When I was 17, I got diagnosed with depression along with psychotic features. This means different things depending on a case by case basis, but for me it means that if my depressive episode lasts for too long, I get psychosis, which means I am in a state of delusion (never hallucinated, only got delusions). All throughout my life, I have always envied Christians who could 'feel' God's presence and guidance 24/7, never got depressed like me, had almost perfect discernment, and were leaders and successes in their lives. I knew that if I could sense God and his guidance 24/7 like they did I could be successful too. It's important to add however, that getting success is not my main goal and never was, I just wanted to sense God, to follow his will, of course at first this meant success, but as I matured I truly desired only God. So please don't include "you want success and not god" in your replies.
I never experienced his presence and guidance until recently.
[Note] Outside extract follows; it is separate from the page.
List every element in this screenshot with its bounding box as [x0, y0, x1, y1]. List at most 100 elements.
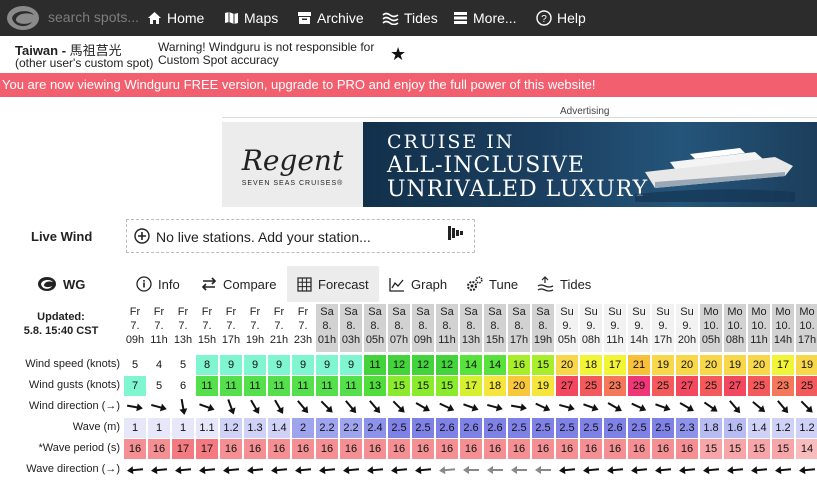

I'm 26 this year, and I was prescribe a high dosage of antipsychotics for my terrible depression, because anti depressants wouldn't work. (I suspect I have schizophrenia despite my diagnosis but that is another story, mainly, the doctor views my negative symptoms as depression...I can only get a second opinion once I graduate, because my parents don't accept I may have schizophrenia )
At first, the doctor gave me 400mg of Seroquel, but I felt no different. She eventually upped the dosage to 800mg, and although I was reluctant to take so much (just google the side effects, which range from diabetes, cholesterol and blood sugar problems, to cardiovascular problems) I decided to bite the bullet and try it out for a few weeks. Within the first day I immediately felt a difference. For the first time in my life I felt good, I felt God, I could hear from him. I received dreams, comfort, joy, and all the bad habits (sins) I was struggling with fell away. Not to mention amazing benefits like improved cognitive functions and improved memory. My spiritual mentors recognised the difference, everyone was happy for me. I was happy too, I knew I finally felt how 'normal people' do.
The trouble is, I gained 0.7kg within one week, my muscles felt weak and shrunk, I had pains and tremors in my legs, not to mention my cholesterol and blood sugar scaled the heights. My doctor went back to 400 mg Seroquel, and I don't feel good anymore. My mental illness is returning. The low dosage works to keep away the life threatening symptoms at bay, but I still feel constantly exhausted and my cognitive functioning is as bad as before. I feel so discouraged. It's like I have to choose between a healthy brain or a healthy body. I don't know why God allows me to suffer like this. I have had this illness for nine years, more, only I was diagnosed at 17... I heard that Pastor Rick Warren's son died from suicide, was this how he felt?
If anyone has schizophrenia, can you let me know how you manage the negative symptoms and how you manage to feel/hear God's guidance and presence like normal people do?